Hardware Failure Metrics

L6 04 Hardware Failure Metrics

Note that architectural metrics have values independent of implementation and are expressed as rates. Probabilistic Metric for Hardware Failures (PMHF) has absolute units expressed in failures per 10^9 hours. As such PMHF is not itself an architectural metric, but is relevant to a discussion of hardware failure metrics.

It's also arguable that silicon wear-out is a systematic failure rather than random hardware failure, so it may not be considered as part of random hardware failure metrics.

More Details about Hardware Failure Metrics

Essentially, these metrics look at the percentage of hardware failures that are covered by a safety mechanism. A safety mechanism is some functionality that either keeps the vehicle safe if a failure occurs or detects that a failure has occurred. The implication is that in a safe system, most hardware failures would be detected.

Here is an example. If the RAM fails because UV radiation causes a bit flip, a safety mechanism would either need to fix the bit flip, take the system to a safe state, and/or warn the driver of the malfunction.

The standard considers hardware failures to be inevitable. But if they are going to happen, then ideally they should not lead to safety issues. The single point fault metric for ASIL D is greater than 99% whereas ASIL B is only greater than 90%. In other words, for ASIL D, 99% of single point faults should either be detected or be safe for a specific safety goal.
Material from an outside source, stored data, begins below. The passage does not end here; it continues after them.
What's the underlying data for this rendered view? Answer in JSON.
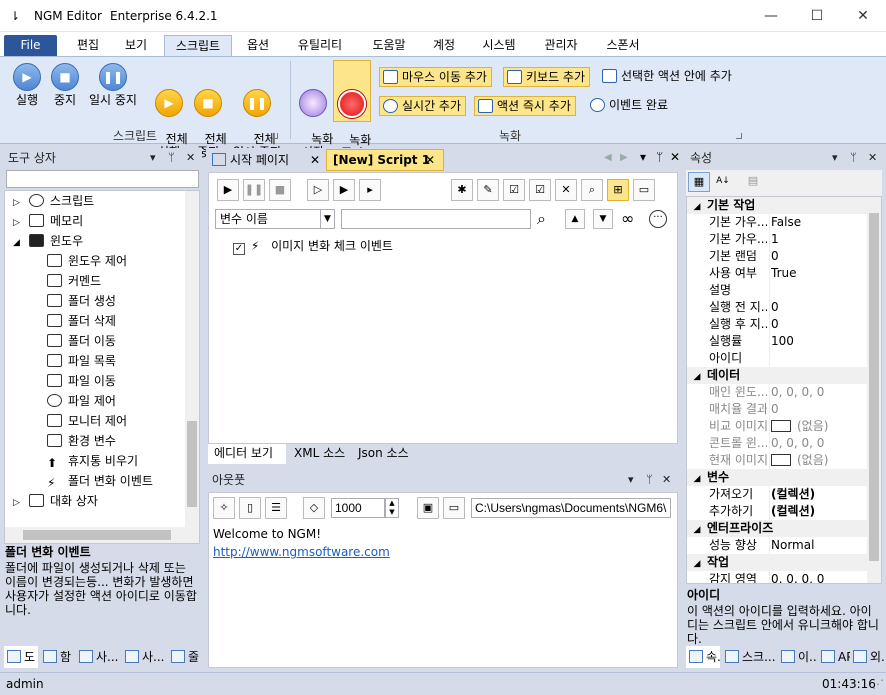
{
  "window": {
    "app": "NGM Editor",
    "edition": "Enterprise 6.4.2.1",
    "menu_glyph": "⇂",
    "min": "—",
    "max": "☐",
    "close": "✕"
  },
  "menu_tabs": [
    "File",
    "편집",
    "보기",
    "스크립트",
    "옵션",
    "유틸리티",
    "도움말",
    "계정",
    "시스템",
    "관리자",
    "스폰서"
  ],
  "ribbon": {
    "buttons": [
      "실행",
      "중지",
      "일시 중지",
      "전체\n실행",
      "전체\n중지",
      "전체\n일시 중지",
      "녹화\n시작",
      "녹화\n중지"
    ],
    "glyphs": {
      "play": "▶",
      "stop": "■",
      "pause": "❚❚"
    },
    "group_script": "스크립트",
    "group_record": "녹화",
    "small": [
      "마우스 이동 추가",
      "키보드 추가",
      "선택한 액션 안에 추가",
      "실시간 추가",
      "액션 즉시 추가",
      "이벤트 완료"
    ]
  },
  "toolbox": {
    "title": "도구 상자",
    "search_value": "",
    "items": [
      {
        "label": "스크립트",
        "toggle": "▷"
      },
      {
        "label": "메모리",
        "toggle": "▷"
      },
      {
        "label": "윈도우",
        "toggle": "◢"
      },
      {
        "label": "윈도우 제어"
      },
      {
        "label": "커멘드"
      },
      {
        "label": "폴더 생성"
      },
      {
        "label": "폴더 삭제"
      },
      {
        "label": "폴더 이동"
      },
      {
        "label": "파일 목록"
      },
      {
        "label": "파일 이동"
      },
      {
        "label": "파일 제어"
      },
      {
        "label": "모니터 제어"
      },
      {
        "label": "환경 변수"
      },
      {
        "label": "휴지통 비우기"
      },
      {
        "label": "폴더 변화 이벤트"
      },
      {
        "label": "대화 상자",
        "toggle": "▷"
      }
    ],
    "desc_title": "폴더 변화 이벤트",
    "desc_text": "폴더에 파일이 생성되거나 삭제 또는 이름이 변경되는등... 변화가 발생하면 사용자가 설정한 액션 아이디로 이동합니다.",
    "bottom_tabs": [
      "도",
      "함",
      "사...",
      "사...",
      "줄"
    ]
  },
  "doc_tabs": [
    "시작 페이지",
    "[New] Script 1"
  ],
  "editor": {
    "var_select": "변수 이름",
    "search_value": "",
    "event_item": "이미지 변화 체크 이벤트",
    "view_tabs": [
      "에디터 보기",
      "XML 소스",
      "Json 소스"
    ]
  },
  "output": {
    "title": "아웃풋",
    "count": "1000",
    "path": "C:\\Users\\ngmas\\Documents\\NGM6\\",
    "line1": "Welcome to NGM!",
    "line2": "http://www.ngmsoftware.com"
  },
  "properties": {
    "title": "속성",
    "rows": [
      {
        "cat": "기본 작업"
      },
      {
        "k": "기본 가우...",
        "v": "False"
      },
      {
        "k": "기본 가우...",
        "v": "1"
      },
      {
        "k": "기본 랜덤",
        "v": "0"
      },
      {
        "k": "사용 여부",
        "v": "True"
      },
      {
        "k": "설명",
        "v": ""
      },
      {
        "k": "실행 전 지...",
        "v": "0"
      },
      {
        "k": "실행 후 지...",
        "v": "0"
      },
      {
        "k": "실행률",
        "v": "100"
      },
      {
        "k": "아이디",
        "v": ""
      },
      {
        "cat": "데이터"
      },
      {
        "k": "매인 윈도...",
        "v": "0, 0, 0, 0",
        "gray": true
      },
      {
        "k": "매치율 결과",
        "v": "0",
        "gray": true
      },
      {
        "k": "비교 이미지",
        "v": "(없음)",
        "gray": true,
        "box": true
      },
      {
        "k": "콘트롤 윈...",
        "v": "0, 0, 0, 0",
        "gray": true
      },
      {
        "k": "현재 이미지",
        "v": "(없음)",
        "gray": true,
        "box": true
      },
      {
        "cat": "변수"
      },
      {
        "k": "가져오기",
        "v": "(컬렉션)",
        "bold": true
      },
      {
        "k": "추가하기",
        "v": "(컬렉션)",
        "bold": true
      },
      {
        "cat": "엔터프라이즈"
      },
      {
        "k": "성능 향상",
        "v": "Normal"
      },
      {
        "cat": "작업"
      },
      {
        "k": "감지 영역",
        "v": "0, 0, 0, 0"
      }
    ],
    "desc_title": "아이디",
    "desc_text": "이 액션의 아이디를 입력하세요. 아이디는 스크립트 안에서 유니크해야 합니다.",
    "bottom_tabs": [
      "속...",
      "스크...",
      "이...",
      "API",
      "외..."
    ]
  },
  "status": {
    "user": "admin",
    "time": "01:43:16"
  }
}
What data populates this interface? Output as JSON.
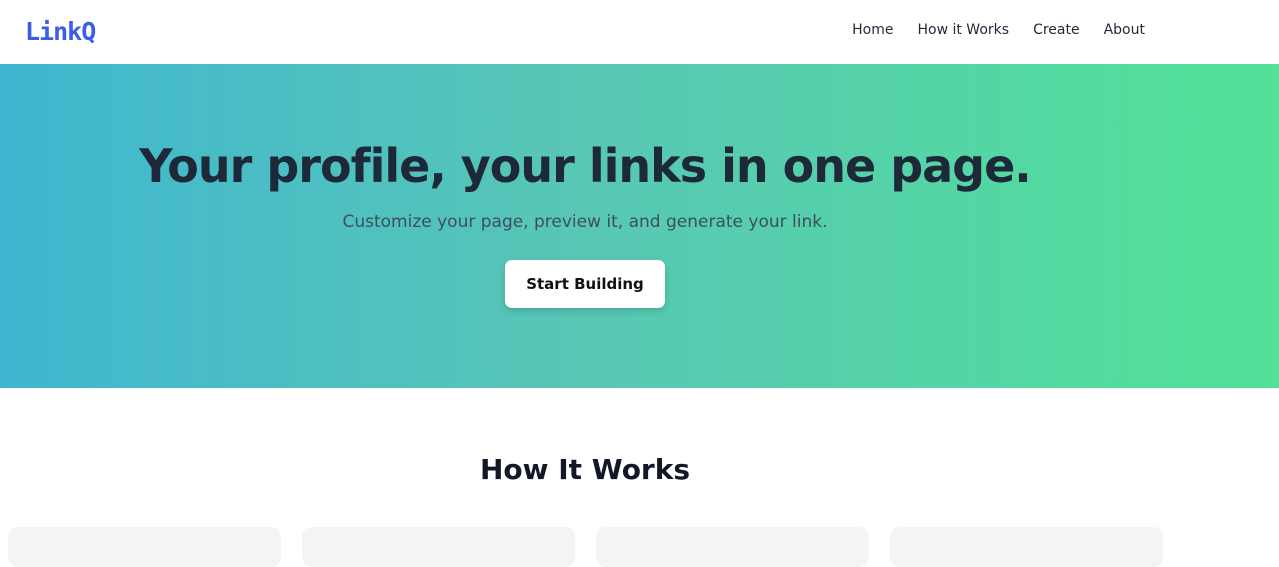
{
  "brand": {
    "logo_text": "LinkQ"
  },
  "nav": {
    "items": [
      {
        "label": "Home"
      },
      {
        "label": "How it Works"
      },
      {
        "label": "Create"
      },
      {
        "label": "About"
      }
    ]
  },
  "hero": {
    "title": "Your profile, your links in one page.",
    "subtitle": "Customize your page, preview it, and generate your link.",
    "cta_label": "Start Building"
  },
  "how_it_works": {
    "title": "How It Works"
  },
  "colors": {
    "brand_blue": "#3b5de7",
    "hero_gradient_start": "#3fb6d0",
    "hero_gradient_end": "#52e197",
    "heading_dark": "#1d2939"
  }
}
To calculate these metrics, you have to figure out which hardware failures lead to hazardous situations and which failures do not. The standard actually divides hardware failures into six different categories.

Categories of Faults

To calculate hardware failure metrics, you need to categorize the failures into one of six categories. We will list them here for reference although we won't actually be calculating hardware failure metrics in this lesson.

Single point fault - a fault in an element that has no safety mechanism to detect faults. The fault also leads to a violation of a safety goal. For example, a RAM fault with no safety mechanisms to correct the fault would violate a safety goal.
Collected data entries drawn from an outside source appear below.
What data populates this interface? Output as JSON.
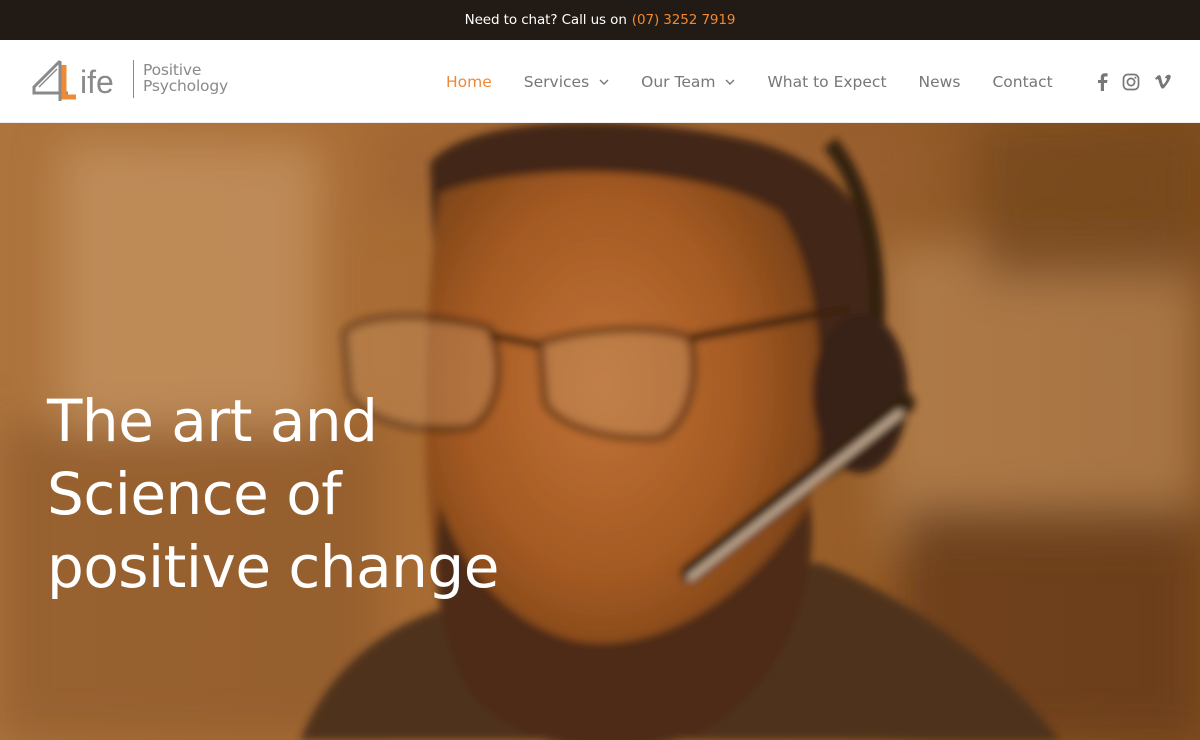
{
  "topbar": {
    "text": "Need to chat? Call us on",
    "phone": "(07) 3252 7919"
  },
  "brand": {
    "logo_mark": "4Life",
    "line1": "Positive",
    "line2": "Psychology",
    "accent_color": "#ec8a37"
  },
  "nav": {
    "items": [
      {
        "label": "Home",
        "active": true,
        "has_dropdown": false
      },
      {
        "label": "Services",
        "active": false,
        "has_dropdown": true
      },
      {
        "label": "Our Team",
        "active": false,
        "has_dropdown": true
      },
      {
        "label": "What to Expect",
        "active": false,
        "has_dropdown": false
      },
      {
        "label": "News",
        "active": false,
        "has_dropdown": false
      },
      {
        "label": "Contact",
        "active": false,
        "has_dropdown": false
      }
    ]
  },
  "social": {
    "icons": [
      "facebook-icon",
      "instagram-icon",
      "vimeo-icon"
    ]
  },
  "hero": {
    "title": "The art and\nScience of\npositive change",
    "image": "man-with-headset-photo"
  }
}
Residual fault - the element has a safety mechanism to detect certain kinds of faults; however, a fault occurs that the mechanism was not designed to detect, and the fault also leads to a violation of a safety goal. For example, RAM might have an ECC (error correction code) mechanism to fix a bit flip; however, a different fault occurs because of a short circuit and the RAM has no safety mechanism for short circuits.

Latent multiple point fault- multiple point fault that goes undetected by a safety mechanism and by the driver.

Perceived multiple point fault - multiple point fault that the driver detects because the fault causes limited vehicle functionality. Examples include a driver noticing reduced break response, or activating the headlights with no response (they don't turn on).

Detected multiple point fault - multiple point fault that a safety mechanism detects and takes the vehicle to a safe state

Safe faults - faults that do not lead to safety goal violations

An example of a multiple point fault could involve RAM and an ECC (error correction code) mechanism. ECC corrects bit flips. If the RAM contains a fault because of a bit flip, the ECC would correct the flip. If the ECC fails because of a software bug, RAM would still work correctly. If there's a bit flip and the ECC fails, then there is a multiple point fault because the bit flip will not be corrected. Both the RAM and the ECC will fail.

A cyclic redundancy check (CRC) would detect a fault in the ECC mechanism. Without a CRC, the fault would go undetected and hence be latent. With the CRC, the fault would become a detected multiple point fault. If the driver is informed about the fault like with a warning light, then this is a perceived multiple-point fault.

Measuring Faults

How would you actually measure faults and failure rates? You can either:

do field tests to measure the number of failures in a given amount of time
use pre-existing data from an equivalent or similar system
vendors should supply data for calculating these metrics as well.

Please note that ISO 26262 does not specify a target for random hardware failures. There is a Probabilistic Metric for Hardware Failures (PMHF) which focuses on dangerous, undetected hardware failures per safety goal. ISO 26262 suggests that PMHF values be used only in the absence of data to support targets. This is an interesting paper regarding PMHF and random hardware failures.

Sources and Types of Failures

Resistors aren't the only hardware components that can fail. Entire processing units need to be considered as well.

Hardware registers , internal RAM, controller logic as well as other components can fail. All of these failures need to be covered by safety requirements, and then allocated to an architecture and documented in a safety concept. The safety concept would discuss how these failures would be detected or avoided.